Transradial Percutaneous Coronary Angioplasty

Transradial Percutaneous Coronary Angioplasty – Advantages over the traditional femoral (groin) approach

By Dr Paul Chiam
Published on Medical Grapevine

Coronary angioplasty and stenting has become a common and “first option” method for revascularization in patients with ischemic heart disease. Since its development in 1977, coronary angioplasty has been performed via the femoral artery in the groin.

The transfemoral technique of coronary angioplasty has become very well established. The transradial approach to performing coronary angioplasty was first reported in 1993. Over the past decade, transradial percutaneous coronary intervention (PCI) has become increasingly performed and has become the “first line” technique for many operators.

Why the need for the transradial approach to PCI

Transfemoral PCI has been the standard technique for nearly four decades and many refinements and technological advances have made it relatively easy and safe to perform. However, femoral artery cannulation carries a small but significant risk of access-site vascular complications and bleeding. Hematomas and pseudoaneurysms at the site of arterial puncture are not uncommon and can cause pain, discomfort to patients, and also increase need for further interventions and costs. Retroperitoneal haemorrhage although rare, can be potentially life-threatening. Certain patient populations are at increased risk of these bleeding events, such as the elderly and the obese. Most of the bleeding complications after transfemoral PCI are due to access site complications. Although only major bleeding has been shown to be a predictor of all-cause mortality, any form of bleeding increases morbidity, prolongs hospital stay and drives up hospital costs.

Patients also experience discomfort or even pain during manual compression when removing the groin sheath after PCI (usually 20-30 minutes manual compression of the femoral artery is required to achieve complete hemostasis), and also need a longer period of bed rest in the supine position after sheath removal (to minimize movement of the lower limb and thus prevent re-bleeding).

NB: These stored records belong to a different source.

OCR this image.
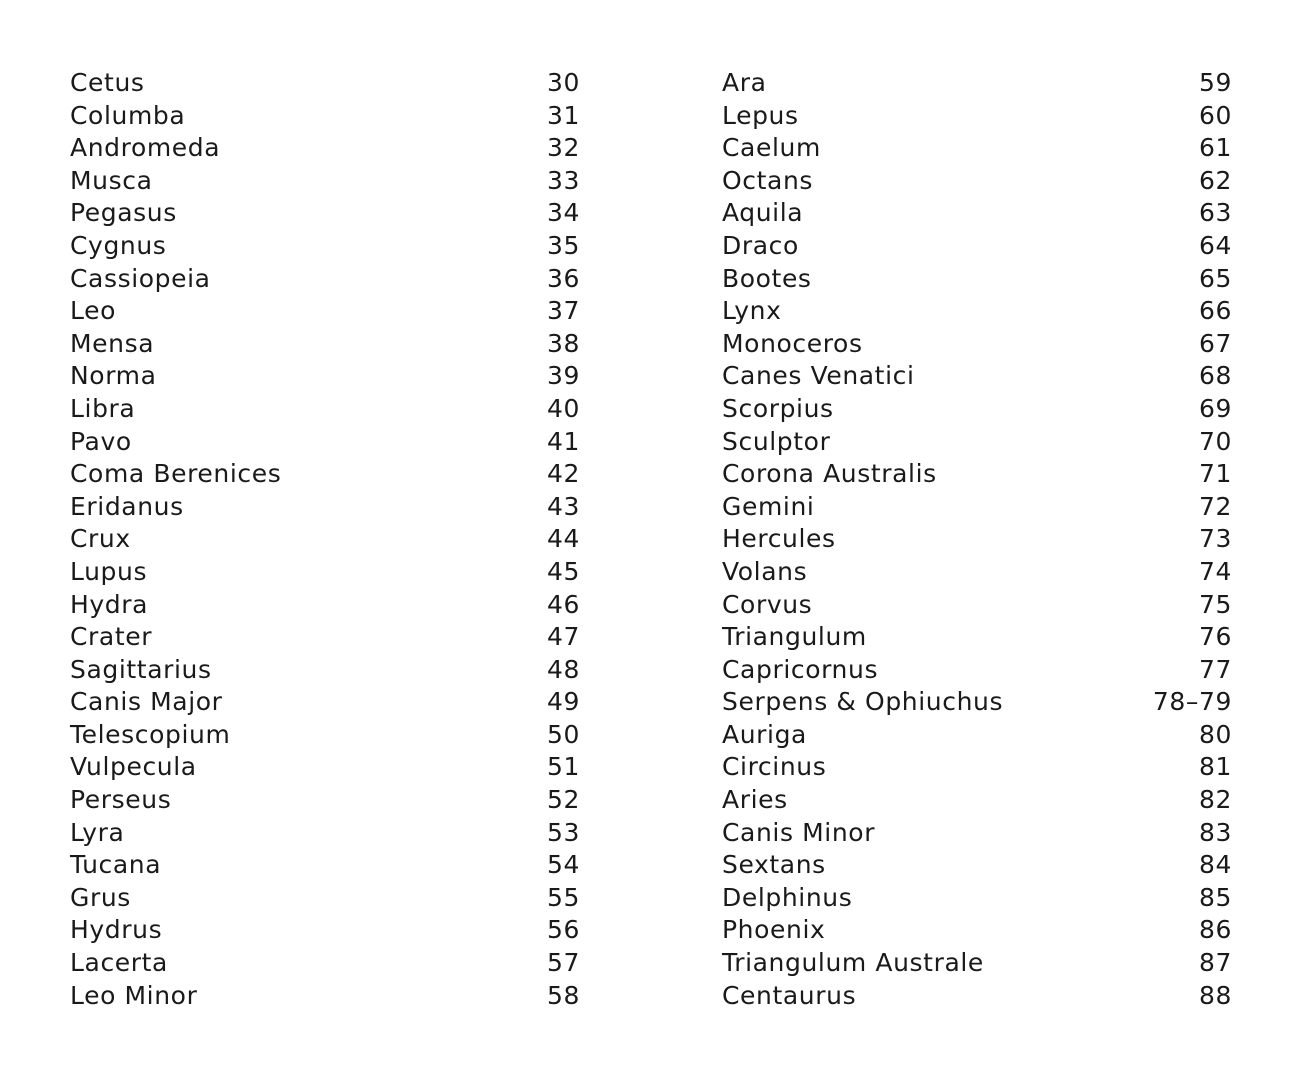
Cetus	30
Columba	31
Andromeda	32
Musca	33
Pegasus	34
Cygnus	35
Cassiopeia	36
Leo	37
Mensa	38
Norma	39
Libra	40
Pavo	41
Coma Berenices	42
Eridanus	43
Crux	44
Lupus	45
Hydra	46
Crater	47
Sagittarius	48
Canis Major	49
Telescopium	50
Vulpecula	51
Perseus	52
Lyra	53
Tucana	54
Grus	55
Hydrus	56
Lacerta	57
Leo Minor	58
Ara	59
Lepus	60
Caelum	61
Octans	62
Aquila	63
Draco	64
Bootes	65
Lynx	66
Monoceros	67
Canes Venatici	68
Scorpius	69
Sculptor	70
Corona Australis	71
Gemini	72
Hercules	73
Volans	74
Corvus	75
Triangulum	76
Capricornus	77
Serpens & Ophiuchus	78–79
Auriga	80
Circinus	81
Aries	82
Canis Minor	83
Sextans	84
Delphinus	85
Phoenix	86
Triangulum Australe	87
Centaurus	88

To improve patient comfort and to reduce access site complications, an alternative approach for PCI via the radial artery (that could reduce access site complications) became necessary.

Transradial PCI – the technique and the advantages

In brief, the radial artery is punctured just proximal to the styloid process, and via the Seldinger technique, a small calibre sheath (outer diameter approximately 2.5mm) is placed in the radial artery. A “cocktail” of drugs (heparin, verapamil and nitroglycerin) is then administered into the radial artery to reduce vasospasm. The catheter is then advanced to the coronary artery ostium under fluoroscopy and the angioplasty is performed in the usual fashion. Immediately after the procedure, the sheath is removed from the radial artery and a compressive “radial” band is applied around the wrist/ distal forearm to achieve hemostasis.

The immediate benefit to the patient is that he/she can sit up right after the procedure and even ambulate. There is no need for prolonged supine bed rest and no need for a manual groin compression. Many studies have shown that there is improved patient comfort, with patients invariably preferring the transradial approach to PCI over the transfemoral route.

The primary advantage of transradial PCI is in reducing access site complications and bleeding. Access site complications or bleeding are rare with the transradial approach because the radial artery is small and superficial, and thus easily compressible.

Patients undergoing transradial PCI also have shorter hospital stays as there are fewer access site complications. In addition, same day discharge after transradial PCI has been shown to be feasible and safe. These factors have been shown to reduce hospital costs.

Recently, several studies have demonstrated that using transradial PCI in patients presenting with a myocardial infarction resulted in a lower 1-year death rate compared to patients who had PCI performed via the transfemoral approach. Whether this reduction in mortality is solely due to reduced bleeding or a combination of factors remains to be clarified.

Transradial PCI – the drawbacks

The vast majority of catheters used in coronary angioplasty were developed for use from the transfemoral (groin) approach. Using these catheters from the transradial approach (in particular the right radial artery – the most commonly used route) requires a slightly different skill set to manipulate the catheters to engage the coronary arteries. Puncturing a much smaller artery, navigating the radial and subclavian arteries especially tortuous vessels frequently found in elderly patients, are more technically challenging and do necessitate a steeper learning curve.

Radial artery occlusion (RAO) is a potential complication, although with increasing miniaturization of the catheters, the incidence has fallen from 5% previously reported to 1-2% with current transradial angioplasty systems. Fortunately, RAO is usually clinically asymptomatic due to collateral supply to the hand via the ulnar artery. However, RAO will preclude future use of the radial artery as part of hemodialysis services or as a graft for coronary artery bypass.


Transradial percutaneous coronary intervention has become increasingly performed and is the technique of choice for many interventional cardiologists. When performed by experienced operators, transradial PCI offers improved patient comfort, decreases access site complications and bleeding and also reduces hospital stay and costs.